GASTGEBER-GESCHICHTEN

So ist Marie als Gastgeberin

Marie ist Gastgeberin in Paris, um sich etwas dazuzuverdienen

Marie ist Gastgeberin in Paris, um sich etwas dazuzuverdienen

Was war deine Motivation, Gastgeber zu werden?

Als meine Tochter zu Studieren ins Ausland ging, fand ich mich allein in einer großen Wohnung mit vielen Ausgaben wieder. Ich überlegte, ob ich umziehen sollte, aber irgendwann beschloss ich, das Zimmer meiner Tochter auf Airbnb zu inserieren und abzuwarten, was passieren würde.

Hast du Tipps oder Ratschläge für Leute, die es in Erwägung ziehen, Gastgeber:innen zu werden?

Du musst gerne Gastgeber sein, gern teilen, und zur Verfügung stehen, um sicherzustellen, dass Gäste sich einleben und nichts fehlt. Vor allem musst du ihnen Tipps geben können, die ihre Reise noch besser machen können. Das ist der Unterschied zu einem Hotel. Dieser Aspekt muss wichtiger sein als das reine Geld verdienen.

Wie bereitest du dich vor, um deine Gäste schon bei ihrer Ankunft zu begeistern?

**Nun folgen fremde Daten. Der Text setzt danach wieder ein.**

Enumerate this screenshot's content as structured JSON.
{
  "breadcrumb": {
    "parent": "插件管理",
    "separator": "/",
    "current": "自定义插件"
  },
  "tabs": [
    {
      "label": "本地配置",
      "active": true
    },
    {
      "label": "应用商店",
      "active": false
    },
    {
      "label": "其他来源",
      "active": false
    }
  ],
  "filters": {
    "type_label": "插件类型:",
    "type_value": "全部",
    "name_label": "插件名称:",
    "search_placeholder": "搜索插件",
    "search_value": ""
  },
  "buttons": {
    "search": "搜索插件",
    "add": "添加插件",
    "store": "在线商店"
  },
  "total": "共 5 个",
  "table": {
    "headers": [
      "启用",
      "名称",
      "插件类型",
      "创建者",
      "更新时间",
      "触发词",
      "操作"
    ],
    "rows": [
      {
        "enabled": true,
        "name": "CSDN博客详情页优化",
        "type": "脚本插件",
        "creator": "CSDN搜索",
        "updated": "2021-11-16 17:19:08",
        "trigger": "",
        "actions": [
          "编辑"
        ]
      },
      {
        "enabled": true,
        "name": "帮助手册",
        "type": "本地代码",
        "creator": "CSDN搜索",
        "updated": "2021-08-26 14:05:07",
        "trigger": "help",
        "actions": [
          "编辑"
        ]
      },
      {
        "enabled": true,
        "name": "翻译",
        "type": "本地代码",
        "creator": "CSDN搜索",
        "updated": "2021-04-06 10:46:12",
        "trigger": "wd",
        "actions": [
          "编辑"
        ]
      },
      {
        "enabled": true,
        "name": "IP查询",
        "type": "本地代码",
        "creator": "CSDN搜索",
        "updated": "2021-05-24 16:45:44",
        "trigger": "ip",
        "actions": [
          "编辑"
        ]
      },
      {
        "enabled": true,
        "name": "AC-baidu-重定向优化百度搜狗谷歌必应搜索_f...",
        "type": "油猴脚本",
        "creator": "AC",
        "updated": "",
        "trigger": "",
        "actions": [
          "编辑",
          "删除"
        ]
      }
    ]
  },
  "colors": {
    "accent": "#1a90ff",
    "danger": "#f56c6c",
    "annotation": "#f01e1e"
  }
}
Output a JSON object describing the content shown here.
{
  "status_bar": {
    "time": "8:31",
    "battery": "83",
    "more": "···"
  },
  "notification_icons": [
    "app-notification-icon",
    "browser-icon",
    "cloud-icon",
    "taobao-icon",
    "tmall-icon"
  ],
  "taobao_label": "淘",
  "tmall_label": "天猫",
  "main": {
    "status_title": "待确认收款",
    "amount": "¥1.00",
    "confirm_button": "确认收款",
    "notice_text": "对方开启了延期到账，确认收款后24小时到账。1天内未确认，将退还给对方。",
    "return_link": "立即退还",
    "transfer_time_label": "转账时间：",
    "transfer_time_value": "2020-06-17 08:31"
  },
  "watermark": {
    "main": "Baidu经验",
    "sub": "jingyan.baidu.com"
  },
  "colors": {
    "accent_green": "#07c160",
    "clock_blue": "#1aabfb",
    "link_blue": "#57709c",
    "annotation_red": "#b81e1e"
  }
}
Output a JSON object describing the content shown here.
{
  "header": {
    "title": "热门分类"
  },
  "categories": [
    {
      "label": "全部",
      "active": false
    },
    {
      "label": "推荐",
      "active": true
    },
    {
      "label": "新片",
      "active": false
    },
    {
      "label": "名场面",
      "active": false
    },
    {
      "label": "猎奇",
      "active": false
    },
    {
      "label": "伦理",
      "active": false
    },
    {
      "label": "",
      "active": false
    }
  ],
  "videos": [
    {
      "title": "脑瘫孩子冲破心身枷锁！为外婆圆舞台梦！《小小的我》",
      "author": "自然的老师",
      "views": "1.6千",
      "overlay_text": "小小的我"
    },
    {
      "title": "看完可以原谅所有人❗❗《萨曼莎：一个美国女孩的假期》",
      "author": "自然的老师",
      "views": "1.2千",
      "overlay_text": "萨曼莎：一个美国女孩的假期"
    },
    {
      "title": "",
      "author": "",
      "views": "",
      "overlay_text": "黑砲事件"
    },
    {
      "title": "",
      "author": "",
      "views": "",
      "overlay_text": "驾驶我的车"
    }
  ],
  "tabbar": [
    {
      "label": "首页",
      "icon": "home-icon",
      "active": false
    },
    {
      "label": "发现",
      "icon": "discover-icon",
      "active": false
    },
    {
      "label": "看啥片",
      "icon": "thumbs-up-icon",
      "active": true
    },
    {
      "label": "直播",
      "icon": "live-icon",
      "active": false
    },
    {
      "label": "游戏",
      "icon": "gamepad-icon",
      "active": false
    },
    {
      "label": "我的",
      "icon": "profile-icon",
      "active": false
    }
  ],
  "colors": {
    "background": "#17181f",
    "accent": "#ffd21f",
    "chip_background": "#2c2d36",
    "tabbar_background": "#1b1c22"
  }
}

Einige Tage zuvor sende ich ihnen detaillierte Informationen über ihren Check-in und die Anfahrt vom Flughafen oder Bahnhof. Als nächstes überprüfe ich, dass das Schlafzimmer und das Badezimmer makellos sauber sind und alle notwendigen Dinge (Handtücher, Duschgel, Shampoo usw.) da sind. Dann gebe ich den WLAN-Schlüssel an und lasse ihnen Karten von Paris und der Metro sowie andere Broschüren da.

Was gefällt dir am besten am Gastgeben?

Gäste kennenzulernen und mit ihnen zu sprechen! Ihre Wünsche zu erfüllen, damit sie am Ende vollauf zufrieden sind und schöne Erinnerungen an ihren Aufenthalt haben.

Inwiefern hat das Gastgeben verändert, wie du mit deinem Zuhause umgehst?

Ich fand es schon immer toll, ein schönes und einladendes Zuhause zu haben. Dank des Zusatzeinkommens durch Airbnb konnte ich Arbeiten durchführen, um die Wohnung in Schuss zu halten.

Was war die größte Überraschung, die ihr als Airbnb-Gastgeber erlebt habt?

Als ich eines Tages nach Hause kam, begegnete mir mein Gast für die Nacht. Sie erschrak, als sie mich sah und fragte, wer ich sei. Ich bat sie, die Frage zu wiederholen, da ich nicht sicher war, ob ich sie richtig verstanden hatte. Dann sagte ich ihr, ich sei der Gastgeber. Sie fragte mich: „Wirst du jeden Tag hier sein?“ Ich antwortete: „Äh, ja, ich lebe hier.“ Sie dachte, sie hätte die ganze Wohnung für sich allein gebucht. Am Ende haben wir darüber gelacht und sie hatte einen sehr guten Aufenthalt.